Civil questions her own motives as she interferes in the Williams’ world, refusing to give India and Erica the Depo-Provera contraceptive shots because the girls haven’t yet reached puberty and are not sexually active. Civil’s growing obsession with the family is central to the story. Her deepening love for the girls, her overwhelming need to save them, she spins herself into nurse, social worker, and mother. She recognizes the boundary-stretching and emotional investment may not end well, but Civil can’t help herself, ignoring warnings from her family, friends, and fellow nurses, reflecting that “I have received more from them than I ever could have given.”
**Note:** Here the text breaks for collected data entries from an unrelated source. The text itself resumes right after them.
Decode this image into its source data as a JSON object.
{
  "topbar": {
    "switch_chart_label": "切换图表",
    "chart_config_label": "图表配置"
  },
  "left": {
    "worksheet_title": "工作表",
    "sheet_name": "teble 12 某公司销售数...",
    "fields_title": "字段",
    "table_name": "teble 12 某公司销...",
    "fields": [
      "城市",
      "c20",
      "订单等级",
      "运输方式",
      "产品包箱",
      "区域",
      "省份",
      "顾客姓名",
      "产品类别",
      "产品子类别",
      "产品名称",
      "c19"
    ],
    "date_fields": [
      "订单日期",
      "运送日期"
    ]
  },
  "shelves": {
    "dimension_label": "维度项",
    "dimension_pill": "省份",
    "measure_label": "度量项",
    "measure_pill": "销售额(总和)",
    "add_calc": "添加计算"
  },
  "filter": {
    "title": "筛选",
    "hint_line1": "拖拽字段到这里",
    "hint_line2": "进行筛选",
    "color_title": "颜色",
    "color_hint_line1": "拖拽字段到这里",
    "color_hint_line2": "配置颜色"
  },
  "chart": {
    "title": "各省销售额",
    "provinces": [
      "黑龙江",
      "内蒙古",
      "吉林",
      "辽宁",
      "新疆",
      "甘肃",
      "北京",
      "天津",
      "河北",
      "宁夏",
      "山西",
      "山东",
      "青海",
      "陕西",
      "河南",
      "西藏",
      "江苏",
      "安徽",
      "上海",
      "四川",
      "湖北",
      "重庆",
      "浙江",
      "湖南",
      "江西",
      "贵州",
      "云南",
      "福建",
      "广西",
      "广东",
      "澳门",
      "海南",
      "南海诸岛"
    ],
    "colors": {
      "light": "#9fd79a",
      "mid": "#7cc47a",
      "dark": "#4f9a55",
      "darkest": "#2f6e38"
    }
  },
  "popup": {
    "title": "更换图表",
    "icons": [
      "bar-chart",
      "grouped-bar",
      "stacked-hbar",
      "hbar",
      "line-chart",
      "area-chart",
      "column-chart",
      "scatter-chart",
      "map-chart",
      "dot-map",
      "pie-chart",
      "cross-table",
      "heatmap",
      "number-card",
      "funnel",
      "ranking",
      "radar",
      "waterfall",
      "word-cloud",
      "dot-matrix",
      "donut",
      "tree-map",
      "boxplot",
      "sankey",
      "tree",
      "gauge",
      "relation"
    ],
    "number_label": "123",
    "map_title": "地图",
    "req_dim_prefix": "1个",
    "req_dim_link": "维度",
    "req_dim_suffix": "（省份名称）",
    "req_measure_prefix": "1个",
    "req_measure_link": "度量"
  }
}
The stakes are high, the tension ever-increasing as the facts about India and Erica Williams’ sterilizations are discovered and Civil becomes instrumental in the federal lawsuit that brings a  national focus on Montgomery. The events are horrific, the telling well-paced and mesmerizing. This is a book I couldn’t put down, as I held my breath, caring about the Williams girls, about Civil, her parents, and worried for all of them.

Don’t expect a neat, happy ending. Perkins-Valdez leaves the reader lingering over the events and their long-reaching impact on the Williams family and on Civil Townsend.  This is a timely and important work of historical fiction. Take My Hand reminds us of the past, and fifty years on, in 2020, a whistleblower’s jaw-dropping revelation of the same inhumane and unethical sterilizations imposed on unsuspecting immigrant women detained by Immigration and Customs Enforcement (ICE). Perkins-Valdez makes clear that the battle to right social wrongs continues, and impactful stories written to inspire social change remain as essential as ever.

Laura Platas Scott lives in Greenville, South Carolina, and writes fiction and nonfiction inspired by the richly diverse stories of American immigrants.